The IRMA Framework: Architecture and Implementation

IRMA automates the input reformulation process, consolidating three modules:

Memorization: Maintains a persistent record of user queries throughout the interaction, ensuring instruction retention.
Constraints: Extracts and presents a checklist of relevant domain rules based on the current user query, reducing policy violations.
Tool Suggestion: Provides a curated list of relevant tools with brief explanations, aiding in disambiguation and correct tool selection.

This structured input is injected into the agent's prompt, enabling more context-aware and policy-compliant decision-making. Unlike verification-based or self-reflective approaches, IRMA operates in a loop-free manner, focusing on preemptive input enhancement rather than post-hoc correction.

Figure 6: Part 1 of the Retail Domain Rules, exemplifying the explicit constraints provided to the agent.

Figure 8: Domain Policies of the Retail Domain, further detailing the operational constraints for tool usage.

Figure 10: Part 1 of the Airline Domain Rules, showing the structured rules for airline-related tasks.

Figure 12: Part 2 of the Airline Domain Rules, completing the set of constraints for the airline domain.

Experimental Results and Comparative Analysis

IRMA is evaluated against ReAct, Function Calling, and Self-Reflection across multiple open-source and closed-source LLMs on $τ$ -bench. Key findings include:

Accuracy: IRMA outperforms ReAct, Function Calling, and Self-Reflection by 6.1%, 3.9%, and 0.4% respectively in overall pass@1 score. In the airline domain, IRMA achieves 20% and 22.4% higher accuracy than Gemini 1.5 Pro-FC and Claude 3.5 Haiku-FC.
Reliability and Consistency: On pass^5, IRMA exceeds ReAct and Function Calling by 16.1% and 12.6%, respectively, indicating superior reliability across multiple trials.
Robustness: After removing tasks with ground-truth and user instruction errors, IRMA's performance gap over baselines widens, demonstrating resilience to noisy supervision and ambiguous instructions.
Efficiency: IRMA completes tasks in fewer turns than competing methods, with reductions of up to 8.3 turns in airline tasks compared to Self-Reflection.

These results are consistent across both retail and airline domains, and ablation studies confirm the complementarity of IRMA's modules, with the full configuration (memory + constraints + tool suggestion) yielding the best performance.

Implementation Considerations

IRMA's architecture is modular and can be instantiated with any function-calling LLM backbone. The memorization module is model-agnostic, while constraint extraction and tool suggestion require domain-specific rule sets and tool catalogs. The FACT prompting strategy is critical for maximizing the benefits of input reformulation, as demonstrated by controlled ablation experiments. IRMA's loop-free design offers latency and cost advantages over verification-based approaches, making it suitable for real-world deployment in customer-service and enterprise automation scenarios.
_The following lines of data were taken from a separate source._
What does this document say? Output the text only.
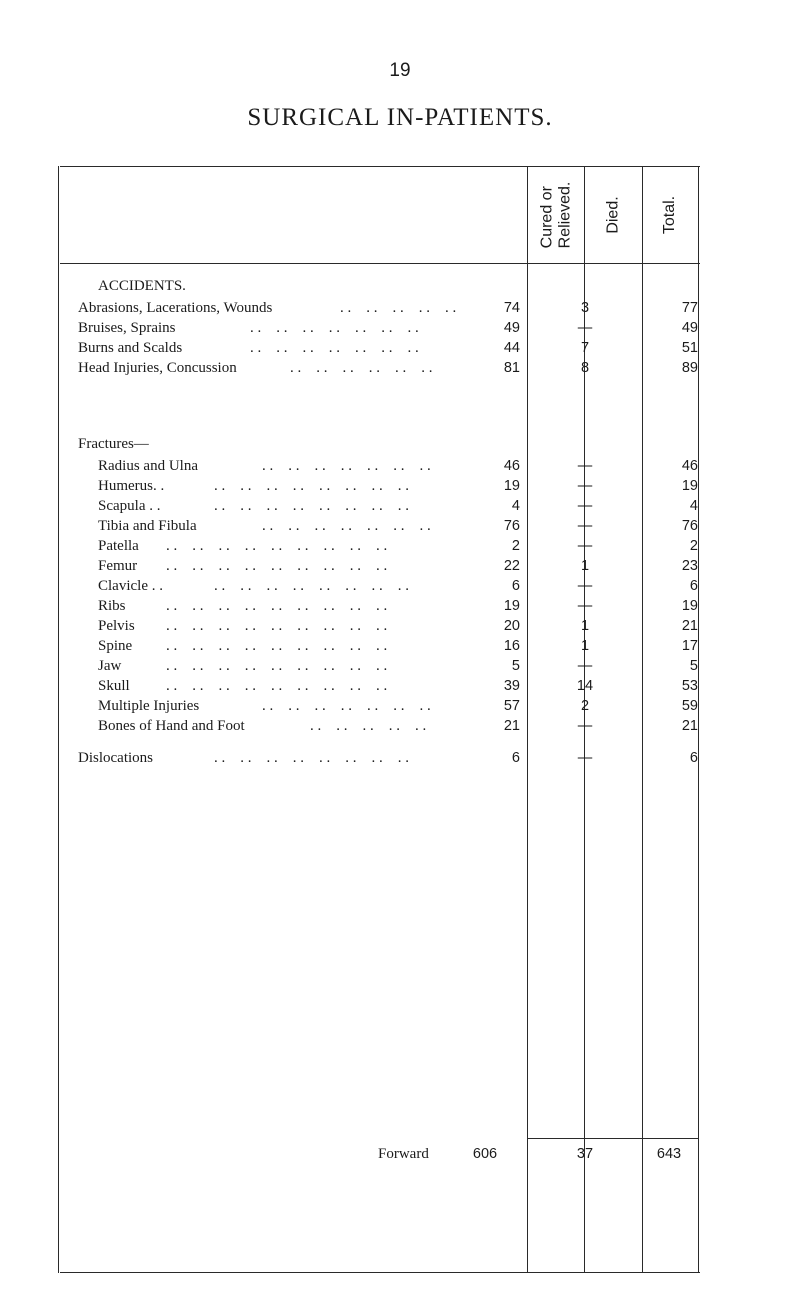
19
SURGICAL IN-PATIENTS.
Cured or
Relieved. Died.	Total.
ACCIDENTS.
Fractures—
Abrasions, Lacerations, Wounds	. .    . .    . .    . .    . .	74	3	77
Bruises, Sprains	. .    . .    . .    . .    . .    . .    . .	49	—	49
Burns and Scalds	. .    . .    . .    . .    . .    . .    . .	44	7	51
Head Injuries, Concussion	. .    . .    . .    . .    . .    . .	81	8	89
Radius and Ulna	. .    . .    . .    . .    . .    . .    . .	46	—	46
Humerus. .	. .    . .    . .    . .    . .    . .    . .    . .	19	—	19
Scapula . .	. .    . .    . .    . .    . .    . .    . .    . .	4	—	4
Tibia and Fibula	. .    . .    . .    . .    . .    . .    . .	76	—	76
Patella . .    . .    . .    . .    . .    . .    . .    . .    . .	2	—	2
Femur . .    . .    . .    . .    . .    . .    . .    . .    . .	22	1	23
Clavicle . .	. .    . .    . .    . .    . .    . .    . .    . .	6	—	6
Ribs	. .    . .    . .    . .    . .    . .    . .    . .    . .	19	—	19
Pelvis . .    . .    . .    . .    . .    . .    . .    . .    . .	20	1	21
Spine . .    . .    . .    . .    . .    . .    . .    . .    . .	16	1	17
Jaw	. .    . .    . .    . .    . .    . .    . .    . .    . .	5	—	5
Skull . .    . .    . .    . .    . .    . .    . .    . .    . .	39	14	53
Multiple Injuries	. .    . .    . .    . .    . .    . .    . .	57	2	59
Bones of Hand and Foot	. .    . .    . .    . .    . .	21	—	21
Dislocations	. .    . .    . .    . .    . .    . .    . .    . .	6	—	6
Forward	606	37	643
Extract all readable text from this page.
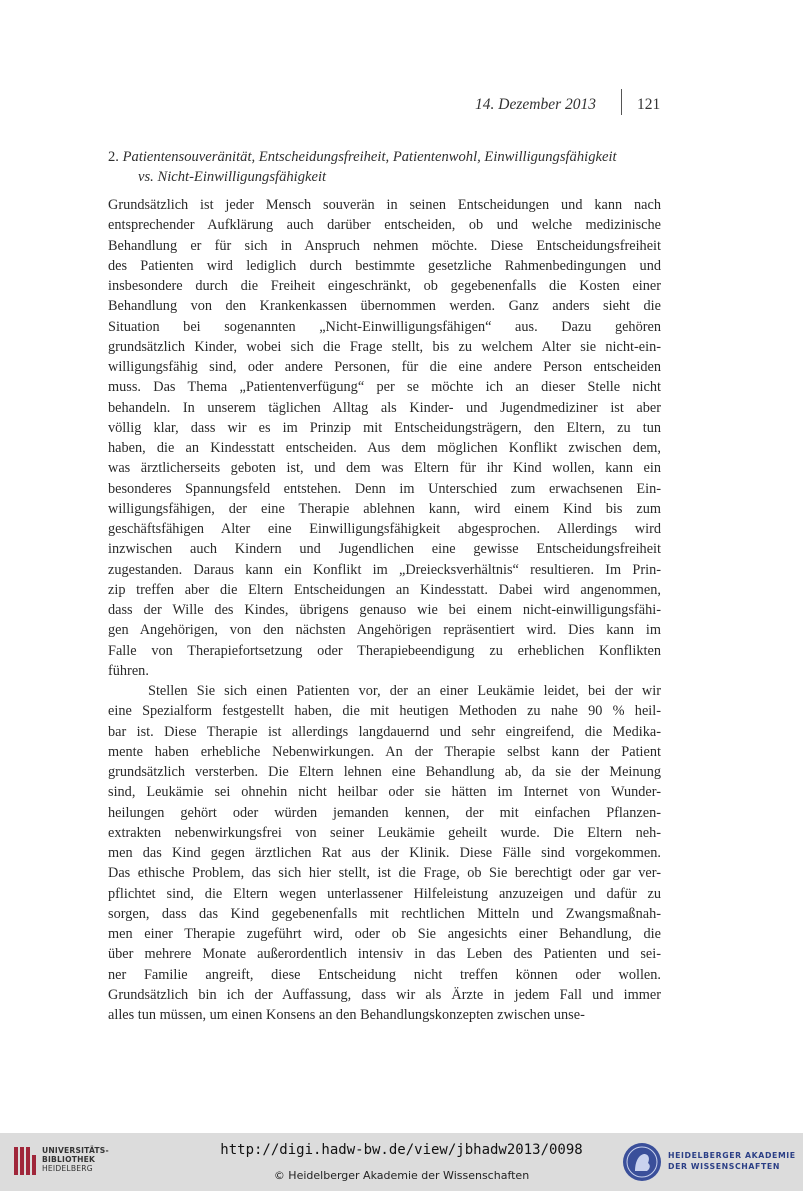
14. Dezember 2013	121
2. Patientensouveränität, Entscheidungsfreiheit, Patientenwohl, Einwilligungsfähigkeit
vs. Nicht-Einwilligungsfähigkeit
Grundsätzlich ist jeder Mensch souverän in seinen Entscheidungen und kann nach
entsprechender Aufklärung auch darüber entscheiden, ob und welche medizinische
Behandlung er für sich in Anspruch nehmen möchte. Diese Entscheidungsfreiheit
des Patienten wird lediglich durch bestimmte gesetzliche Rahmenbedingungen und
insbesondere durch die Freiheit eingeschränkt, ob gegebenenfalls die Kosten einer
Behandlung von den Krankenkassen übernommen werden. Ganz anders sieht die
Situation bei sogenannten „Nicht-Einwilligungsfähigen“ aus. Dazu gehören
grundsätzlich Kinder, wobei sich die Frage stellt, bis zu welchem Alter sie nicht-ein-
willigungsfähig sind, oder andere Personen, für die eine andere Person entscheiden
muss. Das Thema „Patientenverfügung“ per se möchte ich an dieser Stelle nicht
behandeln. In unserem täglichen Alltag als Kinder- und Jugendmediziner ist aber
völlig klar, dass wir es im Prinzip mit Entscheidungsträgern, den Eltern, zu tun
haben, die an Kindesstatt entscheiden. Aus dem möglichen Konflikt zwischen dem,
was ärztlicherseits geboten ist, und dem was Eltern für ihr Kind wollen, kann ein
besonderes Spannungsfeld entstehen. Denn im Unterschied zum erwachsenen Ein-
willigungsfähigen, der eine Therapie ablehnen kann, wird einem Kind bis zum
geschäftsfähigen Alter eine Einwilligungsfähigkeit abgesprochen. Allerdings wird
inzwischen auch Kindern und Jugendlichen eine gewisse Entscheidungsfreiheit
zugestanden. Daraus kann ein Konflikt im „Dreiecksverhältnis“ resultieren. Im Prin-
zip treffen aber die Eltern Entscheidungen an Kindesstatt. Dabei wird angenommen,
dass der Wille des Kindes, übrigens genauso wie bei einem nicht-einwilligungsfähi-
gen Angehörigen, von den nächsten Angehörigen repräsentiert wird. Dies kann im
Falle von Therapiefortsetzung oder Therapiebeendigung zu erheblichen Konflikten
führen.
Stellen Sie sich einen Patienten vor, der an einer Leukämie leidet, bei der wir
eine Spezialform festgestellt haben, die mit heutigen Methoden zu nahe 90 % heil-
bar ist. Diese Therapie ist allerdings langdauernd und sehr eingreifend, die Medika-
mente haben erhebliche Nebenwirkungen. An der Therapie selbst kann der Patient
grundsätzlich versterben. Die Eltern lehnen eine Behandlung ab, da sie der Meinung
sind, Leukämie sei ohnehin nicht heilbar oder sie hätten im Internet von Wunder-
heilungen gehört oder würden jemanden kennen, der mit einfachen Pflanzen-
extrakten nebenwirkungsfrei von seiner Leukämie geheilt wurde. Die Eltern neh-
men das Kind gegen ärztlichen Rat aus der Klinik. Diese Fälle sind vorgekommen.
Das ethische Problem, das sich hier stellt, ist die Frage, ob Sie berechtigt oder gar ver-
pflichtet sind, die Eltern wegen unterlassener Hilfeleistung anzuzeigen und dafür zu
sorgen, dass das Kind gegebenenfalls mit rechtlichen Mitteln und Zwangsmaßnah-
men einer Therapie zugeführt wird, oder ob Sie angesichts einer Behandlung, die
über mehrere Monate außerordentlich intensiv in das Leben des Patienten und sei-
ner Familie angreift, diese Entscheidung nicht treffen können oder wollen.
Grundsätzlich bin ich der Auffassung, dass wir als Ärzte in jedem Fall und immer
alles tun müssen, um einen Konsens an den Behandlungskonzepten zwischen unse-
UNIVERSITÄTS-
BIBLIOTHEK
HEIDELBERG
http://digi.hadw-bw.de/view/jbhadw2013/0098
© Heidelberger Akademie der Wissenschaften
HEIDELBERGER AKADEMIE
DER WISSENSCHAFTEN
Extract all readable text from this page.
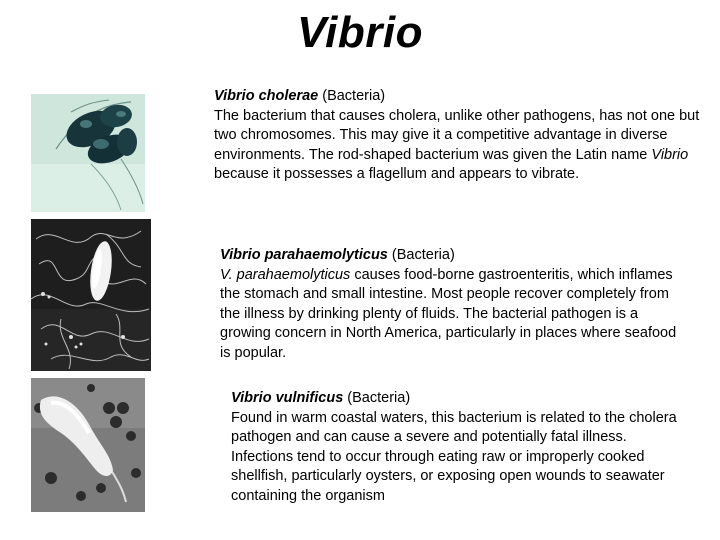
Vibrio
Vibrio cholerae (Bacteria)
The bacterium that causes cholera, unlike other pathogens, has not one but two chromosomes. This may give it a competitive advantage in diverse environments. The rod-shaped bacterium was given the Latin name Vibrio because it possesses a flagellum and appears to vibrate.
Vibrio parahaemolyticus (Bacteria)
V. parahaemolyticus causes food-borne gastroenteritis, which inflames the stomach and small intestine. Most people recover completely from the illness by drinking plenty of fluids. The bacterial pathogen is a growing concern in North America, particularly in places where seafood is popular.
Vibrio vulnificus (Bacteria)
Found in warm coastal waters, this bacterium is related to the cholera pathogen and can cause a severe and potentially fatal illness. Infections tend to occur through eating raw or improperly cooked shellfish, particularly oysters, or exposing open wounds to seawater containing the organism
Implications and Future Directions

The results suggest that context engineering—specifically, structured input reformulation—can substantially improve the reliability and efficiency of tool-using LLM agents in dynamic environments. The approach is robust to hallucination and instruction drift, and generalizes across domains and model sizes. However, the observed ceiling in pass⁵ scores (~43%) indicates persistent challenges in long-horizon reasoning and policy adherence. Further research is needed to extend IRMA to more diverse environments, refine domain rule extraction, and address limitations in reward modeling and user simulation fidelity.

Conclusion

This paper provides a comprehensive analysis of failure modes in tool-using LLM agents and demonstrates that input reformulation via the IRMA framework yields significant improvements in accuracy, reliability, and efficiency on $τ$ -bench. The integration of memory, constraints, and tool suggestions, combined with targeted follow-up questioning, enables more robust agentic behavior in complex, multi-turn settings. The findings underscore the importance of context engineering for agentic LLMs and lay the groundwork for future advances in reliable, policy-compliant tool usage in real-world dynamic environments.